When used at a Mass in the Extraordinary Form, the 1962 Missal is a worship aid in the authentic sense of the word in that it augments the Catholic Gentleman’s worship of Christ.  For each Mass, the Missal includes the Introit (the entrance antiphon), Collect (a short prayer before the Epistle), Lesson (Epistle), Gradual (psalm), Sequence (Gospel verse), Gospel, Offertory, and Secret (prayer at the end of the offertory), as well as Communion and post-Communion prayers.  Because these prayers are in Latin, the Missal’s English translations aid the Catholic Gentleman in his efforts to understand prayers and readings he is not familiar with as the Mass progresses.

The preface to each feast day includes a brief description of the historical roots behind the celebration in a language befitting the occasion.  For example, for the feast of St. Joseph of Cupertino, the Missal states:

St. Joseph, a humble Franciscan Friar of Cupertino in Italy, who could acquire but little of book knowledge and needed divine help to qualify for the priesthood, was favoured by his crucified God with a marvellous grace of contemplation, and with the remarkable power of miracles.  He dies at Orsino A.D. 1663.

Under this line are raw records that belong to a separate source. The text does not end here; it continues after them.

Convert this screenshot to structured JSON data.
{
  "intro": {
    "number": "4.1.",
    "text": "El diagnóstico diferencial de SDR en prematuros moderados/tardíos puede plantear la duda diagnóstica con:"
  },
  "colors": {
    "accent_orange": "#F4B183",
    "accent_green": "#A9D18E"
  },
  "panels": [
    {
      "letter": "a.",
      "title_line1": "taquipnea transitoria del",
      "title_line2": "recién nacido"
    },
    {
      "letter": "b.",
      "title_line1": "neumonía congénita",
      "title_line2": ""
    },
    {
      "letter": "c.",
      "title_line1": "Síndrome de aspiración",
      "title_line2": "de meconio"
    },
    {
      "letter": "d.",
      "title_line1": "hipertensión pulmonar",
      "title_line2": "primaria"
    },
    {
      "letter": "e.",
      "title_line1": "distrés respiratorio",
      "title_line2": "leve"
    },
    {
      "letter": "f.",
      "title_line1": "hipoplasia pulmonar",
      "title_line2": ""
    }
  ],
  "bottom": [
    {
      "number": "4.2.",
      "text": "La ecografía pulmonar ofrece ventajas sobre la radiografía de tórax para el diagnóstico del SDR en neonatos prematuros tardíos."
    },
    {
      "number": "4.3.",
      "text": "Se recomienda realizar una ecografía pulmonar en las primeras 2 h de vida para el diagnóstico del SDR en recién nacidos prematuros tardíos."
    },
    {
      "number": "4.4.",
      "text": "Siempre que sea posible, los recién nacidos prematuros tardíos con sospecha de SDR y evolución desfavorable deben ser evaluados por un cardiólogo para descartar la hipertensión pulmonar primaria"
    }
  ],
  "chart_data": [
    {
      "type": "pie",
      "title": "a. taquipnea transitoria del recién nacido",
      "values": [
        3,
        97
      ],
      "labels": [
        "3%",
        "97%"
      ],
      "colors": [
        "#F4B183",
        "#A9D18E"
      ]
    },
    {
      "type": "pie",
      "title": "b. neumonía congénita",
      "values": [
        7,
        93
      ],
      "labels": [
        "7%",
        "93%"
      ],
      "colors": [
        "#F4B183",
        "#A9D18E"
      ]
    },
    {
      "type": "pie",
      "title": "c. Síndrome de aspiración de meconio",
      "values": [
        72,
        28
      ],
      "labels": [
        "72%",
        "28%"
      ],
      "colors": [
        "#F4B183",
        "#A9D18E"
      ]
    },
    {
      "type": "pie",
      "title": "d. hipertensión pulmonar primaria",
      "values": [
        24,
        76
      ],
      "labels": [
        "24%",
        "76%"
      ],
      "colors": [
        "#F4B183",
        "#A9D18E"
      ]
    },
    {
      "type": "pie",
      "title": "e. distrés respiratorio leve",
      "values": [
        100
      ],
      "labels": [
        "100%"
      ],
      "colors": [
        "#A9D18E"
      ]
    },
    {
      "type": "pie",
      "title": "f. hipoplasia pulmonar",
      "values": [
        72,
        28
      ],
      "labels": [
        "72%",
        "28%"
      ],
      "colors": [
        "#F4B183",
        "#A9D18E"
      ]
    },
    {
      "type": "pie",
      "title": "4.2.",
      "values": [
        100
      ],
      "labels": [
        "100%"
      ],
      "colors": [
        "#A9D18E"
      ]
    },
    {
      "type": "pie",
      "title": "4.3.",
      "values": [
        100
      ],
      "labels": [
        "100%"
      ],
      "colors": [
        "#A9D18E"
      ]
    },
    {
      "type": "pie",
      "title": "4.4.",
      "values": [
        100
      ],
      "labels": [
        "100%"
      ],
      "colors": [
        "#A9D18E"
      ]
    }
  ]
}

The brief descriptions — which encapsulate the heart of a feast or saint’s life in a mere three sentences — gives the modern reader context to the original beauty of liturgical feasts and seasons that have since become obscured in American Catholic culture.  The origins and reasons for the liturgical seasons are explained more clearly in the 1962 Missal than they are in any other Catholic publication in widespread use.

It would be a tragic mistake to assume that the 1962 Missal is only useful with respect to the Mass in Extraordinary Form.  The first 150 pages of the Missal are a practical field-Catechism for the Catholic Gentleman in that they give him the basic knowledge and tenants of the Catholic Faith and the tools required to ease his path toward heaven.  Included in this practical Catechism are the most elementary basics that every Catholic surely knows — such as the Ten Commandments and Angelical Salutation (“Hail Mary”) — as well as other important concepts that most have forgotten or were never instructed in — such as the Six Precepts of the Church, the Angelus, and the Regina Caeli.  The 1962 Missal also includes Devotions for Confession, Devotions for Communion, Vespers, and Compline, all of which help the Catholic Gentleman actively participate in the sacramental life of the Church and draw him closer to Christ.

We here at Whiskey Catholic give our highest recommendation to the Baronius Press 1962 Roman Missal. We quote exclusively from Baronius texts for the purposes of this blog, using either the 1962 Roman Missal or the Douay-Rheims as the situation dictates.  Every Catholic Gentleman, especially those  embarking on an exploration of Summorum Pontificum, is urged to purchase one.